You need to consider if your shoes complement your outfit as a whole. Shoes are technically an accessory, so they should fit in with your outfit as a whole, both in color and style. When buying a pair of shoes you will likely wear a decent amount, say a standard pair of flats that you can put on to run to the store or something, look for neutrals or colors that generally complement the majority of colours in your closet. This colour choice will allow you to be able to quickly run out the door looking put-together no matter the situation.
On a similar note, shoes can easily make or break the simplest outfits. I get really frustrated when I see a girl in a nice top and jeans, looking cute and casual, and then she ruins it with a pair of disgusting flip flops; they cheapen and destroy a whole look. I mean, it evens says "flop" in the name! The shoes know that they are the worst -- you should know it, too. If that girl were wearing a pair of plain flats or a nice sandal (one perhaps made of leather, not polyurethane), she would have looked really nice. The key is ensuring that your footwear meets the tone of your outfit because they are a part of the whole of your look.

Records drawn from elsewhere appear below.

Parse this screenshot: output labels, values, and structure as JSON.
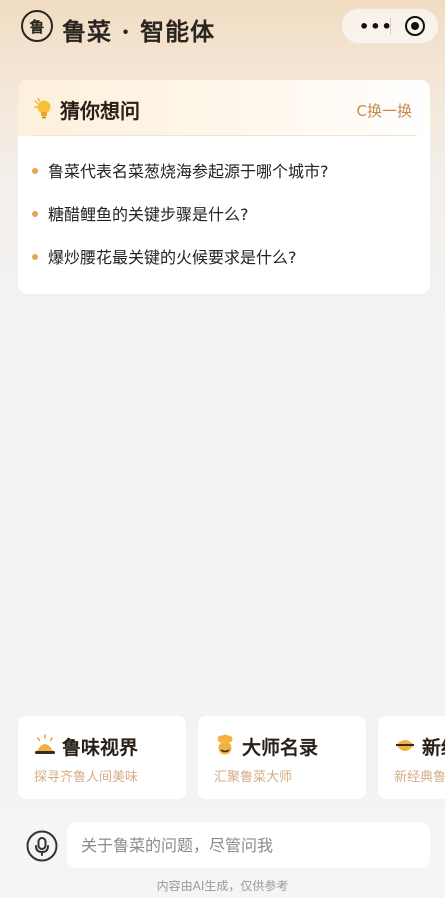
{
  "header": {
    "seal_char": "鲁",
    "brand": "鲁菜 · 智能体",
    "more_icon": "more-dots-icon",
    "close_icon": "target-icon"
  },
  "guess": {
    "title": "猜你想问",
    "refresh_label": "C换一换",
    "questions": [
      "鲁菜代表名菜葱烧海参起源于哪个城市?",
      "糖醋鲤鱼的关键步骤是什么?",
      "爆炒腰花最关键的火候要求是什么?"
    ]
  },
  "categories": [
    {
      "title": "鲁味视界",
      "subtitle": "探寻齐鲁人间美味",
      "icon": "bell-cloche-icon"
    },
    {
      "title": "大师名录",
      "subtitle": "汇聚鲁菜大师",
      "icon": "chef-icon"
    },
    {
      "title": "新经典",
      "subtitle": "新经典鲁菜",
      "icon": "bowl-icon"
    }
  ],
  "input": {
    "placeholder": "关于鲁菜的问题，尽管问我"
  },
  "disclaimer": "内容由AI生成，仅供参考",
  "colors": {
    "accent": "#e3a55a",
    "subtitle": "#d4ad84",
    "refresh": "#c58a4a"
  }
}
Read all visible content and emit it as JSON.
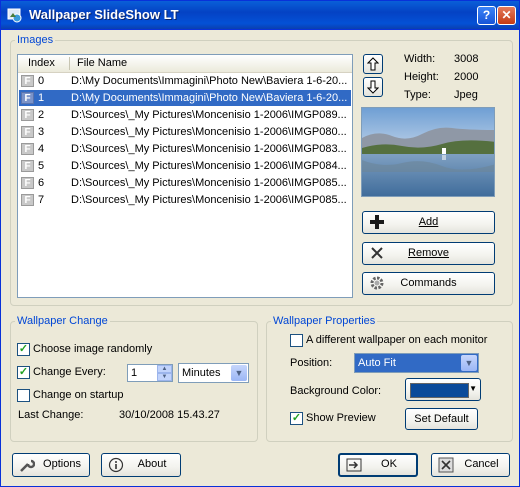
{
  "window": {
    "title": "Wallpaper SlideShow LT",
    "help": "?",
    "close": "✕"
  },
  "images": {
    "legend": "Images",
    "columns": {
      "index": "Index",
      "filename": "File Name"
    },
    "rows": [
      {
        "index": "0",
        "file": "D:\\My Documents\\Immagini\\Photo New\\Baviera 1-6-20..."
      },
      {
        "index": "1",
        "file": "D:\\My Documents\\Immagini\\Photo New\\Baviera 1-6-20..."
      },
      {
        "index": "2",
        "file": "D:\\Sources\\_My Pictures\\Moncenisio 1-2006\\IMGP089..."
      },
      {
        "index": "3",
        "file": "D:\\Sources\\_My Pictures\\Moncenisio 1-2006\\IMGP080..."
      },
      {
        "index": "4",
        "file": "D:\\Sources\\_My Pictures\\Moncenisio 1-2006\\IMGP083..."
      },
      {
        "index": "5",
        "file": "D:\\Sources\\_My Pictures\\Moncenisio 1-2006\\IMGP084..."
      },
      {
        "index": "6",
        "file": "D:\\Sources\\_My Pictures\\Moncenisio 1-2006\\IMGP085..."
      },
      {
        "index": "7",
        "file": "D:\\Sources\\_My Pictures\\Moncenisio 1-2006\\IMGP085..."
      }
    ],
    "selected_index": 1,
    "file_icon_letter": "F",
    "info": {
      "width_label": "Width:",
      "width": "3008",
      "height_label": "Height:",
      "height": "2000",
      "type_label": "Type:",
      "type": "Jpeg"
    },
    "add": "Add",
    "remove": "Remove",
    "commands": "Commands"
  },
  "wallpaper_change": {
    "legend": "Wallpaper Change",
    "choose_random": "Choose image randomly",
    "change_every": "Change Every:",
    "interval_value": "1",
    "interval_unit": "Minutes",
    "change_on_startup": "Change on startup",
    "last_change_label": "Last Change:",
    "last_change_value": "30/10/2008 15.43.27"
  },
  "wallpaper_properties": {
    "legend": "Wallpaper Properties",
    "different_each_monitor": "A different wallpaper on each monitor",
    "position_label": "Position:",
    "position_value": "Auto Fit",
    "bg_color_label": "Background Color:",
    "bg_color": "#0a4a9a",
    "show_preview": "Show Preview",
    "set_default": "Set Default"
  },
  "footer": {
    "options": "Options",
    "about": "About",
    "ok": "OK",
    "cancel": "Cancel"
  },
  "colors": {
    "accent": "#316ac5",
    "title_bar": "#0451d6",
    "group_legend": "#0046d5"
  }
}
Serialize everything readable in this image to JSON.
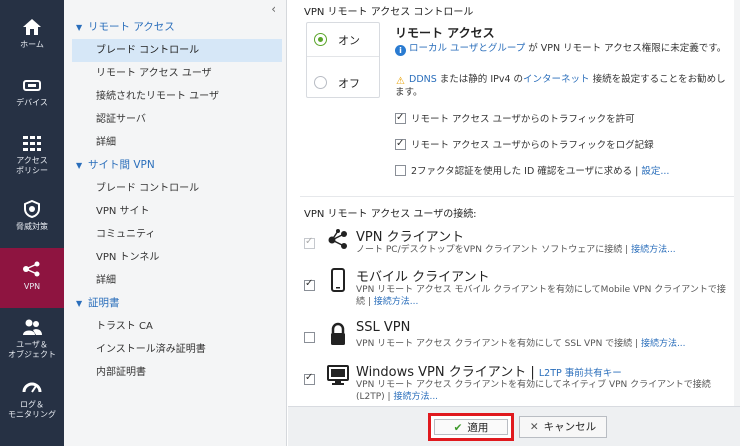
{
  "nav": [
    {
      "key": "home",
      "label": "ホーム",
      "icon": "home-icon"
    },
    {
      "key": "devices",
      "label": "デバイス",
      "icon": "devices-icon"
    },
    {
      "key": "access",
      "label": "アクセス\nポリシー",
      "icon": "access-policy-icon"
    },
    {
      "key": "threat",
      "label": "脅威対策",
      "icon": "shield-icon"
    },
    {
      "key": "vpn",
      "label": "VPN",
      "icon": "vpn-icon"
    },
    {
      "key": "users",
      "label": "ユーザ＆\nオブジェクト",
      "icon": "users-icon"
    },
    {
      "key": "logs",
      "label": "ログ＆\nモニタリング",
      "icon": "gauge-icon"
    }
  ],
  "sidebar": {
    "collapse_glyph": "‹",
    "sections": [
      {
        "title": "リモート アクセス",
        "items": [
          "ブレード コントロール",
          "リモート アクセス ユーザ",
          "接続されたリモート ユーザ",
          "認証サーバ",
          "詳細"
        ]
      },
      {
        "title": "サイト間 VPN",
        "items": [
          "ブレード コントロール",
          "VPN サイト",
          "コミュニティ",
          "VPN トンネル",
          "詳細"
        ]
      },
      {
        "title": "証明書",
        "items": [
          "トラスト CA",
          "インストール済み証明書",
          "内部証明書"
        ]
      }
    ]
  },
  "main": {
    "section_title": "VPN リモート アクセス コントロール",
    "on_label": "オン",
    "off_label": "オフ",
    "ra_title": "リモート アクセス",
    "info_link": "ローカル ユーザとグループ",
    "info_text": " が VPN リモート アクセス権限に未定義です。",
    "warn_link1": "DDNS",
    "warn_text1": " または静的 IPv4 の",
    "warn_link2": "インターネット",
    "warn_text2": " 接続を設定することをお勧めします。",
    "options": [
      {
        "label": "リモート アクセス ユーザからのトラフィックを許可",
        "checked": true
      },
      {
        "label": "リモート アクセス ユーザからのトラフィックをログ記録",
        "checked": true
      },
      {
        "label": "2ファクタ認証を使用した ID 確認をユーザに求める",
        "checked": false,
        "link": "設定..."
      }
    ],
    "connections_title": "VPN リモート アクセス ユーザの接続:",
    "clients": [
      {
        "title": "VPN クライアント",
        "sub": "",
        "desc": "ノート PC/デスクトップをVPN クライアント ソフトウェアに接続",
        "link": "接続方法...",
        "checked": true,
        "disabled": true,
        "icon": "network-icon"
      },
      {
        "title": "モバイル クライアント",
        "sub": "",
        "desc": "VPN リモート アクセス モバイル クライアントを有効にしてMobile VPN クライアントで接続",
        "link": "接続方法...",
        "checked": true,
        "disabled": false,
        "icon": "mobile-icon"
      },
      {
        "title": "SSL VPN",
        "sub": "",
        "desc": "VPN リモート アクセス クライアントを有効にして SSL VPN で接続",
        "link": "接続方法...",
        "checked": false,
        "disabled": false,
        "icon": "lock-icon"
      },
      {
        "title": "Windows VPN クライアント",
        "sub": "L2TP 事前共有キー",
        "desc": "VPN リモート アクセス クライアントを有効にしてネイティブ VPN クライアントで接続 (L2TP)",
        "link": "接続方法...",
        "checked": true,
        "disabled": false,
        "icon": "monitor-icon"
      }
    ],
    "apply_label": "適用",
    "cancel_label": "キャンセル"
  },
  "colors": {
    "nav_bg": "#263144",
    "nav_active": "#8e1440",
    "link": "#2a6ebb",
    "highlight": "#e0191e",
    "radio_on": "#5aa52a"
  }
}
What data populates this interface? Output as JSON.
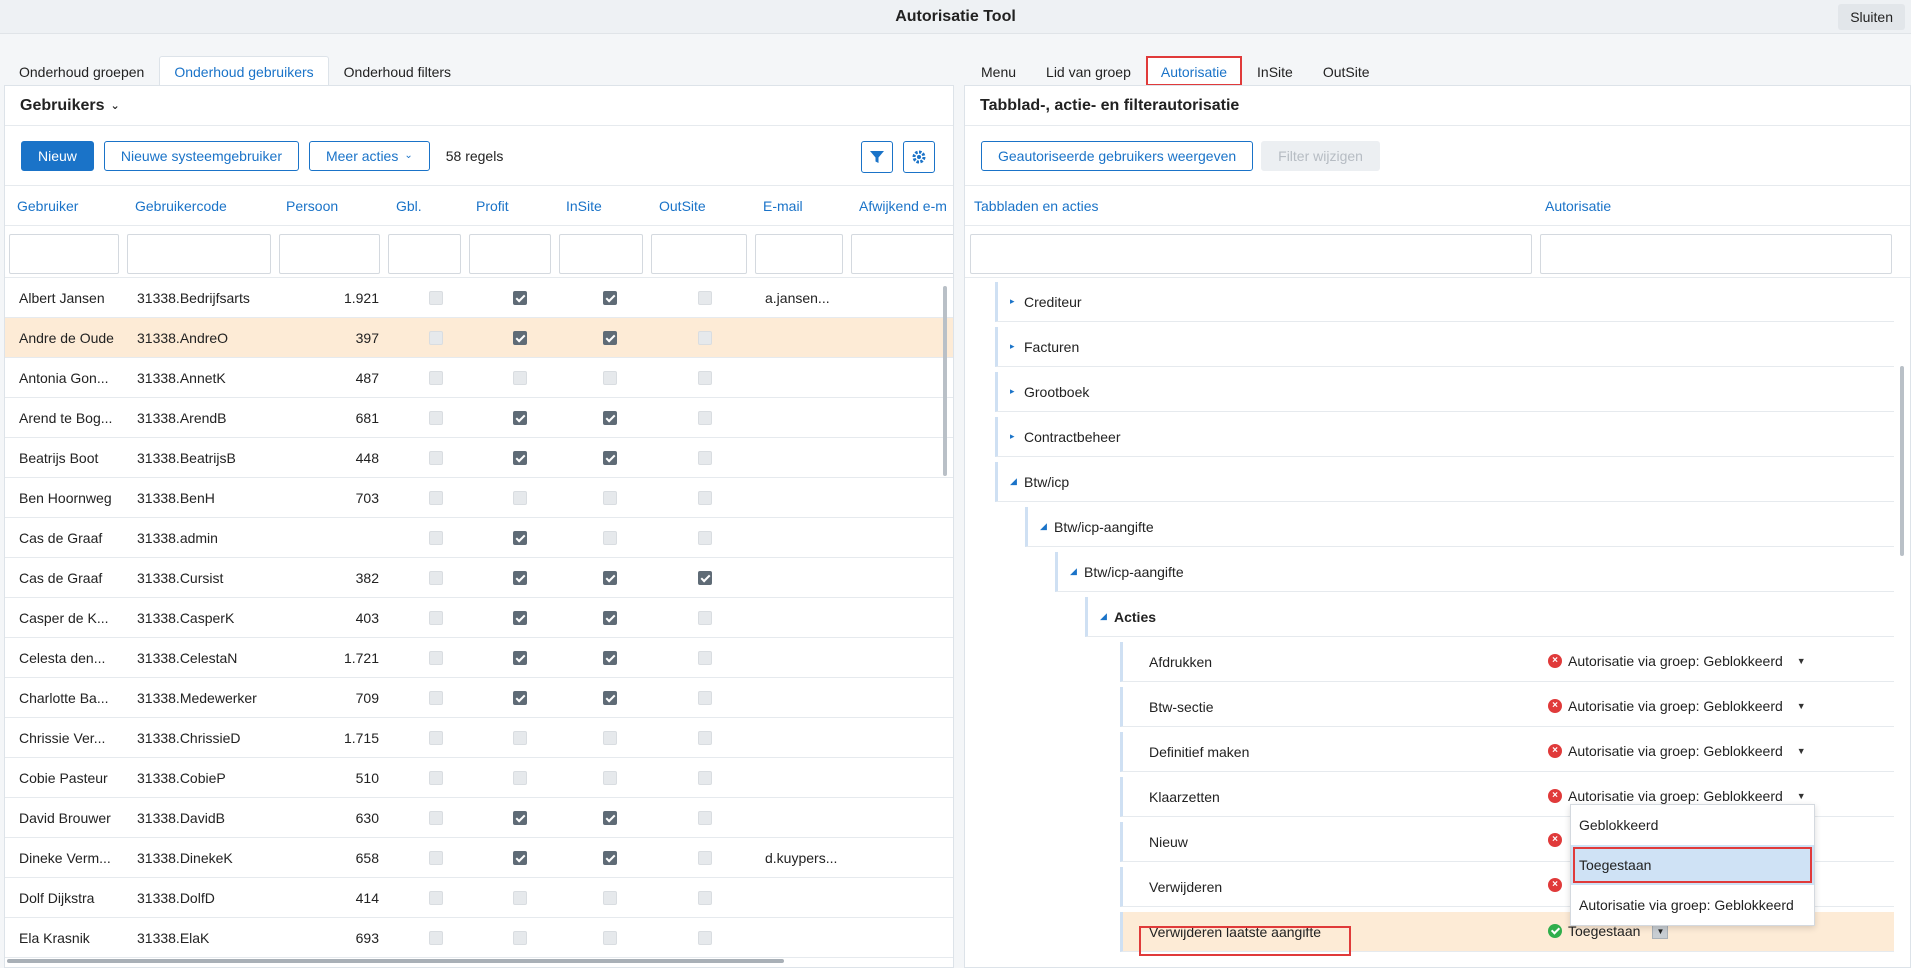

You need to make sure that the shoes fit you properly. Try on different sizes (especially if the brand comes in half sizes) and always check to see if the shoes come in wide, as well, because that can drastically change the fit of shoes and make them much more comfortable and wearable, which is the goal of shoes you will be wearing on a daily basis. They should be snug but not tight, and your foot should not slide in the shoe because that will lead to blisters. Insoles are always an option to take a shoe a half size down if you absolutely must have them. But ultimately, when trying shoes on, no matter how amazing they are, if they don't fit or feel quite right, then don't bother, you won't wear them enough to make the purchase worth it.
When fitting sandals, your toes and heel should just fit inside the bounds of the shoe. Too much shoe beyond your foot or vice versa means that the sandal does not fit, and they will not be comfortable. You will look a bit crazy because it is extremely obvious when your shoes do not fit when it is a sandal.
High heels can be challenging because they are eventually going to hurt your feet. My advice is, for the most part, suck it up, but also to look for high-heeled shoes that are comfortable to start with because if you start with hurting, you are absolutely screwed. Also, don't be a hero; if you know you will be walking around for any extended amount of time, opt for a slightly more comfortable option or be willing to carry around a back-up pair of flats for the day.
Finally, shoes should be as versatile as possible, especially when they are for everyday wear. Even fancier shoes should be able to go with multiple outfits, so try to avoid footwear that is only going to coordinate with one outfit. The more clothing that your shoes go with, the fewer shoes you need. Look for shoes that could be slightly dressed up or down and that fit in with your lifestyle.